For years, it was the uber skinny diet culture taken from supermodels in the 90s. Kate Moss once said, “Nothing tastes as good as skinny feels.” She now regrets it. There is absolutely nothing wrong with being naturally thin, but the key point to take away is that we glorify those bodies and treat anything other than that as less than.
Currently, curves are in. Specifically, hourglass bodies with a tiny waist and flat abs are the golden standards right now. This is in large part due to marketing and the images that we see on TV ads, on the subway, on Instagram, and so forth.
Fortunately, within the past 10 years, there has been an influx in body-positive marketing and icons in pop culture. For instance, models like Ashley Graham and Iskra Lawrence have redefined body standards for women in their work.
Slowly, we are evolving into a more accepting society. We must remember to treat ourselves kindly and with self-love because we are worthy at any size and weight.
Work Work Work Work Workout
Working out does not have to be work. It can be fun! It can also be a great form of therapy and release for both your mind and your body. I don’t look at working out as a form of weight loss but rather something I do for my well being and mental health.
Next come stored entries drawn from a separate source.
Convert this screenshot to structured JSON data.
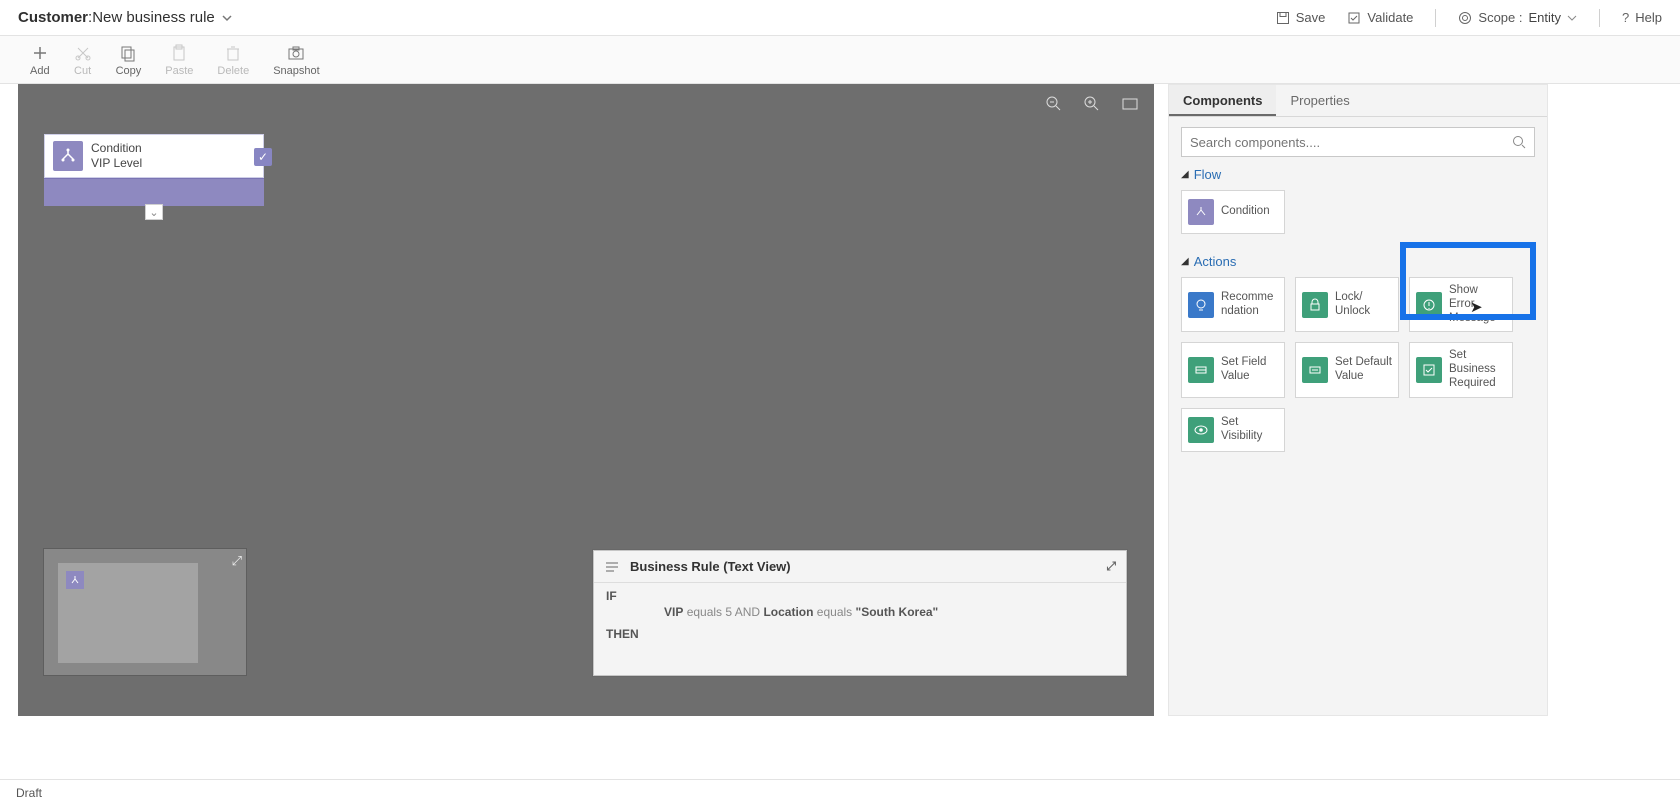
{
  "header": {
    "entity": "Customer",
    "title": "New business rule",
    "save": "Save",
    "validate": "Validate",
    "scope_label": "Scope :",
    "scope_value": "Entity",
    "help": "Help"
  },
  "toolbar": {
    "add": "Add",
    "cut": "Cut",
    "copy": "Copy",
    "paste": "Paste",
    "delete": "Delete",
    "snapshot": "Snapshot"
  },
  "canvas": {
    "condition": {
      "type": "Condition",
      "name": "VIP Level"
    }
  },
  "textview": {
    "title": "Business Rule (Text View)",
    "if": "IF",
    "then": "THEN",
    "rule": {
      "f1": "VIP",
      "op1": "equals",
      "v1": "5",
      "conj": "AND",
      "f2": "Location",
      "op2": "equals",
      "v2": "\"South Korea\""
    }
  },
  "rightpanel": {
    "tabs": {
      "components": "Components",
      "properties": "Properties"
    },
    "search_placeholder": "Search components....",
    "groups": {
      "flow": "Flow",
      "actions": "Actions"
    },
    "tiles": {
      "condition": "Condition",
      "recommendation": "Recomme\nndation",
      "lock": "Lock/\nUnlock",
      "error": "Show Error\nMessage",
      "setfield": "Set Field\nValue",
      "setdefault": "Set Default\nValue",
      "bizreq": "Set\nBusiness\nRequired",
      "visibility": "Set\nVisibility"
    }
  },
  "footer": {
    "status": "Draft"
  }
}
Working out forces you to be present and practice mindfulness, giving your diet and fitness routine a holistic approach as well.
You could swim, run, jog, walk, bike, practice yoga, or weight lift. There are so many workout classes available, both on youtube for free or at a local studio near you.
I did a lot of running in my teen years and I grew tired of it. These days I love boxing and weight lifting. I found boxing through ClassPass and I couldn’t recommend it more.
I found weightlifting through Youtube. I started following fitness influencers and became connected to their fitness journey and became inspired to start my own.
An influencer I love is Whitney Simmons. She posts workout videos, “what I eat in a day”, and other fitness content on all her social media channels. Her content is engaging and positive, the exact type of motivation I needed when I began my fitness journey!
Fuel for the Body
While there are many diets out there, from Paleo to Pescatarian, it is ultimately up to you to figure out what works best for your body and appetite.
I have found that red meat makes me feel sluggish and tired so I try to limit my intake of red meat to once a week or none at all. There are great food sensitivity tests you can take – such as this one, from EverlyWell. It’s an at-home kit making the process easier and stress-free.
Some folks have raved how becoming plant-based has affected their mood, body, and skin. A vegan diet is richer in nutrients and lowers your blood sugar levels.
Nutritionists have also been claiming for years that the human body is not meant for dairy consumption. Dairy consumption really exploded in the 20th century after marketing ads came out pushing milk onto consumers. Now there are so many amazing alternatives, like oat milk and almond milk.
I personally love oat milk from the brand, Planet Oat! I don’t consume much dairy other than cheese, because I have found it can affect my skin. I try to incorporate vegan meals regularly as well because I do notice an increase in energy when I am being fueled by plants.
The most important thing to remember when picking out which kind of food lifestyle you want is to fuel your body and understand that your weight doesn’t determine your worth. You can absolutely have a cheeseburger and still live a balanced happy life.